While millions of Iraqis flee the country or move to "religiously purified" areas in Baghdad, four Tucsonans who have commented on the war annually since before it began now mostly have dire things to say.
Believing nothing good will come out of the war for the United States, Chris Demchak, a UA associate professor of public administration and policy, does see Iran benefiting.
"Iran has been invigorated," Demchak states, "and will be a regional hegemon that will play a much bigger role than it would have."
To diminish Iran's role in the Middle East and to open the door to an eventual end to the hostilities in Iraq, Demchak has supported the so-called "three-state solution" for several years. This proposal would divide the country into separate Kurdish, Shiite and Sunni nations.
"The civil war will break the country up in any case," Demchak suggests. She has also written in a recently published article: "It is easier for the West if Iran's natural allies (in Iraq) have less territory and fewer resources."
To facilitate this division of Iraq, Demchak believes American troops for a short period of time should be stationed on the defined borders of the new nations, each of which would be provided with some oil sources. After that, it will be up to the emerging countries to decide if they want war or peace.
While not perfect, Demchak writes of the three-state solution: "It is the best we can do ... and a long sight better than what they are facing now."
Republican Bill Heuisler was a war supporter in 2003; he agrees with Demchak about breaking Iraq into pieces.
"Why not split it up?" he asks. "There's no way in the world to get the Shiites and Sunnis to love each other."
Under this scenario, Heuisler envisions U.S. soldiers remaining in Iraq only to stop terrorism from spreading. "We'd form occupied, fortified areas in the country to prevent terrorists," he suggests. "I don't want any terrorism exported out of Iraq."
As for what would happen inside Iraq, Heuisler says: "Why the hell are we interfering with them? Let them kill each other."
Emphasizing he has "contempt" for Democrats in Congress who talk about cutting off funding for the war, former Marine Heuisler summaries: "The Democrats want to re-create Vietnam and make Bush another Nixon. They only care about power."
Tom Volgy--a UA political science professor and the Democratic mayor of Tucson from 1987 to 1991--doesn't think Congress will stop financing the war.
"Congress will come close to threatening to cut off funds," Volgy believes, "but won't."
Without that kind of drastic action, Volgy doesn't see the Bush administration changing course in Iraq. "If the administration doesn't pay attention to its own generals and experts as well as the public, they won't pay attention to Congress."
As a result, Volgy says: "Nothing good for us (will come out of the war), and I can't believe anything good could come out of it for the people in the Middle East. ... There are no good choices for us, and maybe not for Iraq."

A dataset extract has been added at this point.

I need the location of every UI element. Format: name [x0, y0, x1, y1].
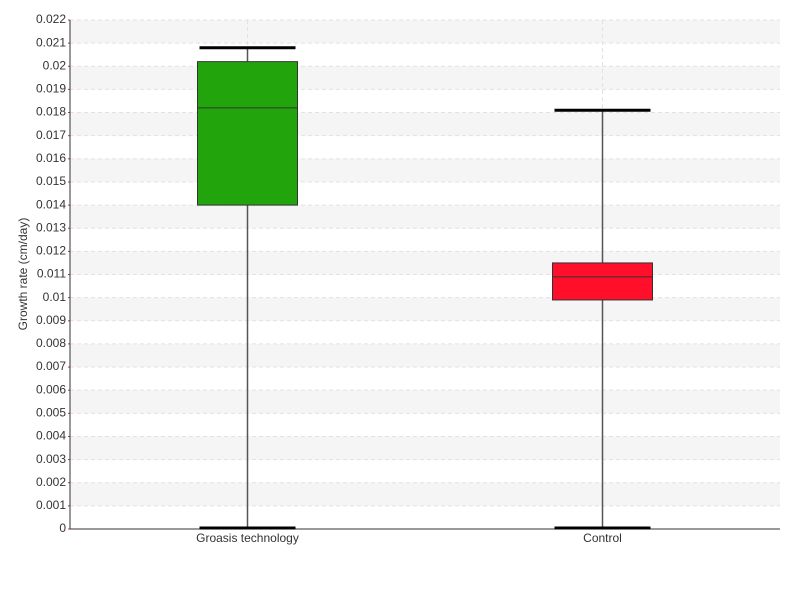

This bleak picture isn't surprising to Caroline Isaacs of the American Friends Service Committee; she was an outspoken opponent of the war before it began.
"Why didn't they listen?" she wonders about the American people. "We told them. Those in the (anti-war) movement are now kind of like, 'Duh!' It seemed obvious from the start on how it was likely to turn out."
Isaacs agrees with Volgy that Congress won't cut off the flow of money for the war. "They'll kind of bluster about doing something, without doing something, until it becomes catastrophic.
"We've created an incredible mess with pretty bad consequences, whether we stay or go," Isaacs says. "There has been a worldwide erosion of U.S. legitimacy and of us taking the moral high ground."
Another ramification of Iraq, Isaacs says, is the expenditure of vast sums of taxpayer money: "There's an insane amount of money being spent which could be used on worthy causes."
Asked what the impact of the war will be 10 years from now, Volgy predicts: "Our relationships in the Middle East will be less influential, and we'll be less able to influence events. We'll be less liked than other major contenders for influence--China and Russia."
Believing the 10-year future is still to be determined, Heuisler responds: "If we turn tail and run after winning the battles, then the political impact on the U.S. will be incredible. In Iraq, a crackpot dictator (will come to power), and the Kurds will form their own country."
For her part, Demchak questions why the United States isn't trying to wean itself from its addiction to oil.
"How fast can we move to alternative fuels for transportation energy?" she asks. "If (Middle Eastern countries) didn't have markets for oil, we wouldn't care as much about them. ... We'd be less dependent on countries with no democratic background."
To achieve that goal, Demchak concludes: "Let's get the U.S. on a proactive move away from oil to renewable energy sources."